At some point, apparently at Wang Yanjun's request (after Later Tang's emperor Li Siyuan had bestowed the title of military governor of Weiwu on Wang Yanjun himself), Li Siyuan bestowed the title of military governor of Fengguo Circuit (奉國, traditionally headquartered in modern Zhumadian, Henan, which was then part of Later Tang proper) on Wang Yanbing. (The bestowment of the title was not itself recorded as having been Wang Yanjun's request, nor was its timing recorded in traditional histories, but the chronicle of Li Siyuan's reign in the History of the Five Dynasties recorded a subsequent bestowment of an additional honorific chancellor title of Shizhong on Wang Yanbing at Wang Yanjun's request in 929.) Apparently just a month after receiving the Shizhong title, Wang Yanbing, apparently in a show of authority independent from Wang Yanjun's, directly petitioned Li Siyuan, requesting to retire on account of illness and that his territory be passed to his oldest son Wang Jixiong (王繼雄). Li Siyuan granted the request and made Wang Jixiong the prefect of Jian.

In 931, hearing that Wang Yanjun was ill, Wang Yanbing launched an army and attacked Fu with Wang Jixiong, leaving his second son Wang Jisheng (王繼昇) in charge at Jian. Wang Yanbing attacked Fu from the west side while Wang Jixiong attacked Fu from the east side. A nephew of Wang Yanjun's and Wang Yanbing's, Wang Renda (王仁達), pretended to surrender to Wang Jixiong, and when Wang Jixiong was not paying attention, killed him and hanged his head high. When Wang Yanbing saw his son's head, he broke into tears, and his army collapsed. Wang Renda then attacked and captured him, presenting him to Wang Yanjun. Wang Yanjun stated to him, "Indeed, I have troubled you, older brother, into coming down again." Wang Yanbing could not respond, and Wang Yanjun then put him under arrest and sent emissaries to Jian, trying to persuade Wang Yanbing's associates there to peacefully submit. Wang Yanbing's associates, however, killed Wang Yanjun's emissaries, and then escorted Wang Jisheng and a younger son of Wang Yanbing's, Wang Jilun (王繼倫), to flee to Min's northern neighbor Wuyue. Wang Yanjun subsequently publicly executed Wang Yanbing and changed his name back to Zhou Yanchen, effectively disowning him as a family member.

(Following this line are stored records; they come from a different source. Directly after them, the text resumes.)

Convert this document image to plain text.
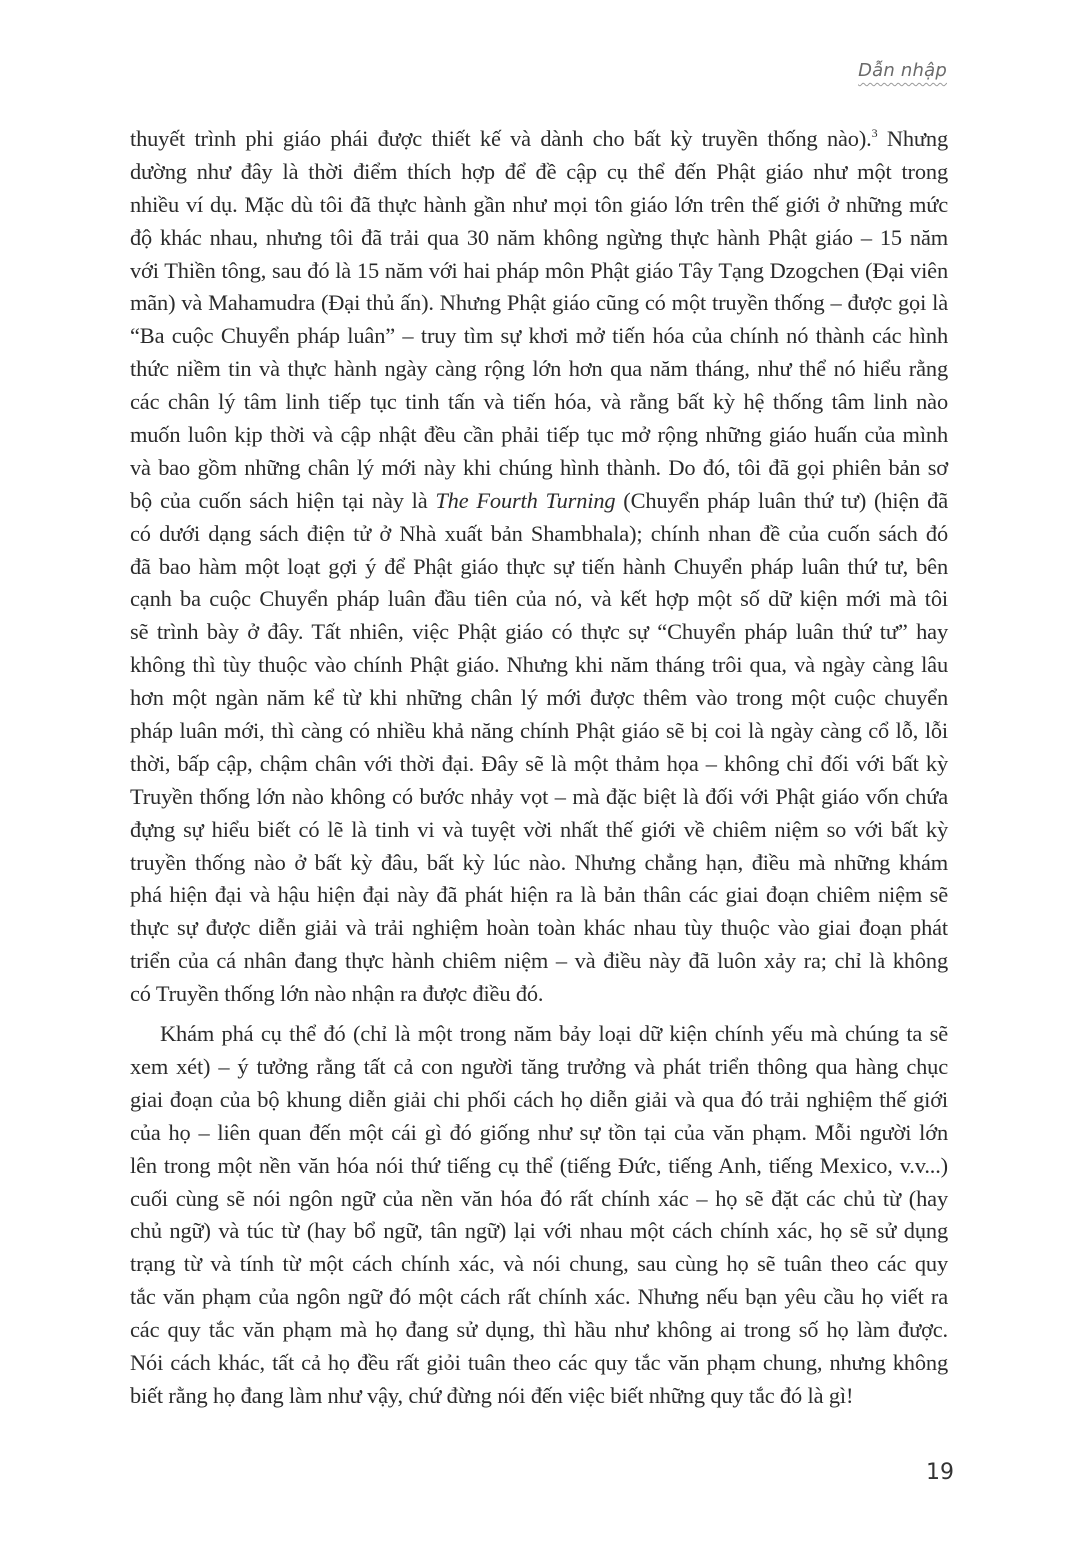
Dẫn nhập
thuyết trình phi giáo phái được thiết kế và dành cho bất kỳ truyền thống nào).$^3$ Nhưng
dường như đây là thời điểm thích hợp để đề cập cụ thể đến Phật giáo như một trong
nhiều ví dụ. Mặc dù tôi đã thực hành gần như mọi tôn giáo lớn trên thế giới ở những mức
độ khác nhau, nhưng tôi đã trải qua 30 năm không ngừng thực hành Phật giáo – 15 năm
với Thiền tông, sau đó là 15 năm với hai pháp môn Phật giáo Tây Tạng Dzogchen (Đại viên
mãn) và Mahamudra (Đại thủ ấn). Nhưng Phật giáo cũng có một truyền thống – được gọi là
“Ba cuộc Chuyển pháp luân” – truy tìm sự khơi mở tiến hóa của chính nó thành các hình
thức niềm tin và thực hành ngày càng rộng lớn hơn qua năm tháng, như thể nó hiểu rằng
các chân lý tâm linh tiếp tục tinh tấn và tiến hóa, và rằng bất kỳ hệ thống tâm linh nào
muốn luôn kịp thời và cập nhật đều cần phải tiếp tục mở rộng những giáo huấn của mình
và bao gồm những chân lý mới này khi chúng hình thành. Do đó, tôi đã gọi phiên bản sơ
bộ của cuốn sách hiện tại này là The Fourth Turning (Chuyển pháp luân thứ tư) (hiện đã
có dưới dạng sách điện tử ở Nhà xuất bản Shambhala); chính nhan đề của cuốn sách đó
đã bao hàm một loạt gợi ý để Phật giáo thực sự tiến hành Chuyển pháp luân thứ tư, bên
cạnh ba cuộc Chuyển pháp luân đầu tiên của nó, và kết hợp một số dữ kiện mới mà tôi
sẽ trình bày ở đây. Tất nhiên, việc Phật giáo có thực sự “Chuyển pháp luân thứ tư” hay
không thì tùy thuộc vào chính Phật giáo. Nhưng khi năm tháng trôi qua, và ngày càng lâu
hơn một ngàn năm kể từ khi những chân lý mới được thêm vào trong một cuộc chuyển
pháp luân mới, thì càng có nhiều khả năng chính Phật giáo sẽ bị coi là ngày càng cổ lỗ, lỗi
thời, bấp cập, chậm chân với thời đại. Đây sẽ là một thảm họa – không chỉ đối với bất kỳ
Truyền thống lớn nào không có bước nhảy vọt – mà đặc biệt là đối với Phật giáo vốn chứa
đựng sự hiểu biết có lẽ là tinh vi và tuyệt vời nhất thế giới về chiêm niệm so với bất kỳ
truyền thống nào ở bất kỳ đâu, bất kỳ lúc nào. Nhưng chẳng hạn, điều mà những khám
phá hiện đại và hậu hiện đại này đã phát hiện ra là bản thân các giai đoạn chiêm niệm sẽ
thực sự được diễn giải và trải nghiệm hoàn toàn khác nhau tùy thuộc vào giai đoạn phát
triển của cá nhân đang thực hành chiêm niệm – và điều này đã luôn xảy ra; chỉ là không
có Truyền thống lớn nào nhận ra được điều đó.
Khám phá cụ thể đó (chỉ là một trong năm bảy loại dữ kiện chính yếu mà chúng ta sẽ
xem xét) – ý tưởng rằng tất cả con người tăng trưởng và phát triển thông qua hàng chục
giai đoạn của bộ khung diễn giải chi phối cách họ diễn giải và qua đó trải nghiệm thế giới
của họ – liên quan đến một cái gì đó giống như sự tồn tại của văn phạm. Mỗi người lớn
lên trong một nền văn hóa nói thứ tiếng cụ thể (tiếng Đức, tiếng Anh, tiếng Mexico, v.v...)
cuối cùng sẽ nói ngôn ngữ của nền văn hóa đó rất chính xác – họ sẽ đặt các chủ từ (hay
chủ ngữ) và túc từ (hay bổ ngữ, tân ngữ) lại với nhau một cách chính xác, họ sẽ sử dụng
trạng từ và tính từ một cách chính xác, và nói chung, sau cùng họ sẽ tuân theo các quy
tắc văn phạm của ngôn ngữ đó một cách rất chính xác. Nhưng nếu bạn yêu cầu họ viết ra
các quy tắc văn phạm mà họ đang sử dụng, thì hầu như không ai trong số họ làm được.
Nói cách khác, tất cả họ đều rất giỏi tuân theo các quy tắc văn phạm chung, nhưng không
biết rằng họ đang làm như vậy, chứ đừng nói đến việc biết những quy tắc đó là gì!
19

== Posthumous recognition ==
However, two years later, in 933, Wang Yanjun built a temple dedicated to Wang Yanbing (and, presumably, restored his name and status as a family member), for reasons lost to history. He also posthumously created Wang Yanbing the Prince of Lingzhao. In 943, by which time Wang Yanbing's successor at Jian, Wang Yanzheng (another biological son of Wang Shenzhi's), then in rivalry with then-Min emperor Wang Yanxi, declared himself emperor of a new state of Yin, he further posthumously honored Wang Yanbing Prince Weisu of Wuping.

== Notes and references ==

- Spring and Autumn Annals of the Ten Kingdoms, vol. 98.
- Zizhi Tongjian, vols. 275, 276, 277.